The cause of the fire is still under investigation, but it's most likely accidental, said Lansing Township fire Lt. Mike Kaloz.
Officials have not determined a monetary damage amount for the building, which was a total loss.
"We still have crews down there," Kaloz said this morning. There are a couple of hotspots and they are trying to minimize water runoff.
He said the water runoff from fighting the fire contains hazardous materials, but officials are still working to determine the severity.
Staff from the Michigan Department of Natural Resources and Environment were on site Monday and are expected to continue evaluations today, Kaloz said.
Air monitoring came back clear, but officials don't know how far the contaminated water leeched into the ground.
The plant may have had several types of cyanide, chromium, sulfuric acid, nickel and other chemicals on site, Kaloz said.
The company is required by law to provide the fire department with an inventory of any hazardous materials that may be housed on site, he said.

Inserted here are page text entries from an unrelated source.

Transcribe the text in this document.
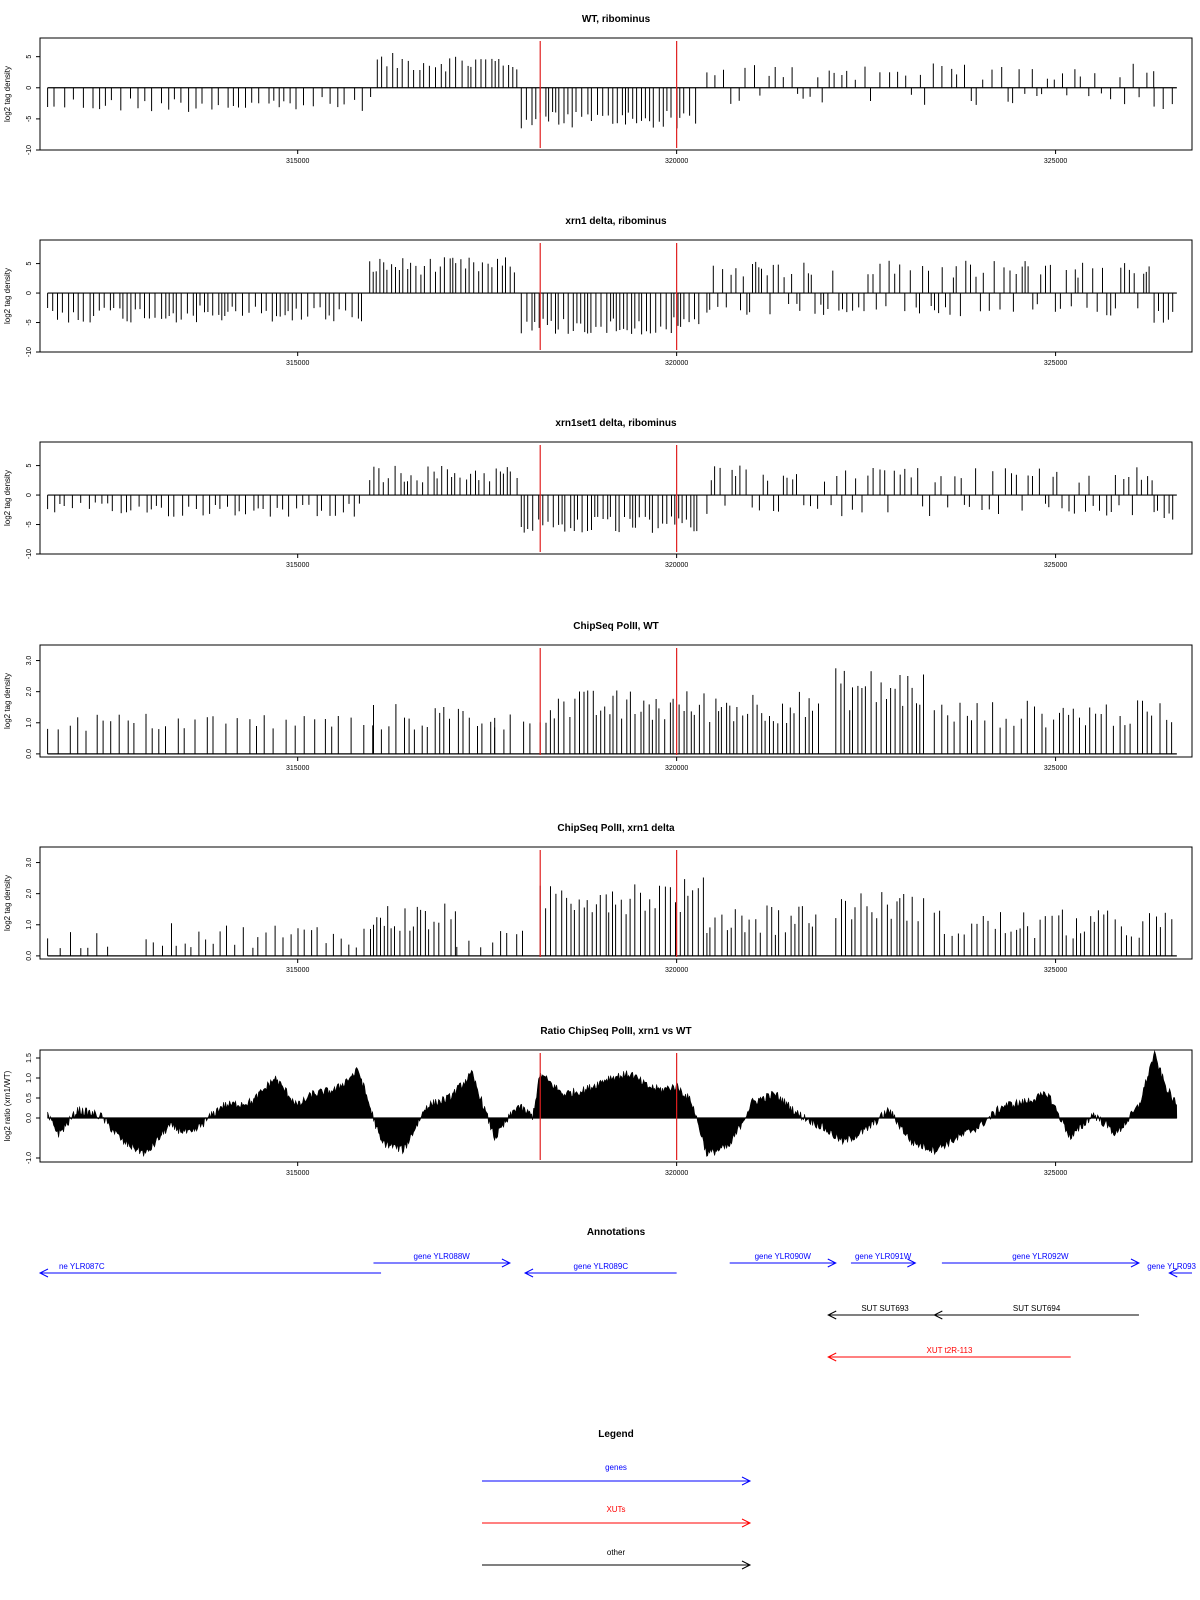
WT, ribominus
log2 tag density
-10
-5
0
5
315000	320000	325000
xrn1 delta, ribominus
log2 tag density
-10
-5
0
5
315000	320000	325000
xrn1set1 delta, ribominus
log2 tag density
-10
-5
0
5
315000	320000	325000
ChipSeq PolII, WT
log2 tag density
0.0
1.0
2.0
3.0
315000	320000	325000
ChipSeq PolII, xrn1 delta
log2 tag density
0.0
1.0
2.0
3.0
315000	320000	325000
Ratio ChipSeq PolII, xrn1 vs WT
log2 ratio (xrn1/WT)
-1.0
0.0
0.5
1.0
1.5
315000	320000	325000
Annotations
ne YLR087C
gene YLR088W
gene YLR089C
gene YLR090W	gene YLR091W	gene YLR092W
gene YLR093
SUT SUT693	SUT SUT694
XUT t2R-113
Legend
genes
XUTs
other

But just because it's on the list doesn't mean it was on hand Monday morning, he added.
"We have done pre-plan walk throughs, surveys," he said. "The most recent one being in September at this facility and everything as far as that goes appears to be the way it was supposed to be."
Kaloz said officials from the fire department, DNRE and Ingham County emergency management would meet this morning to plan out the next 12 to 24 hours.
"With hazardous materials on the ground, it could be a long drawn-out process," he said.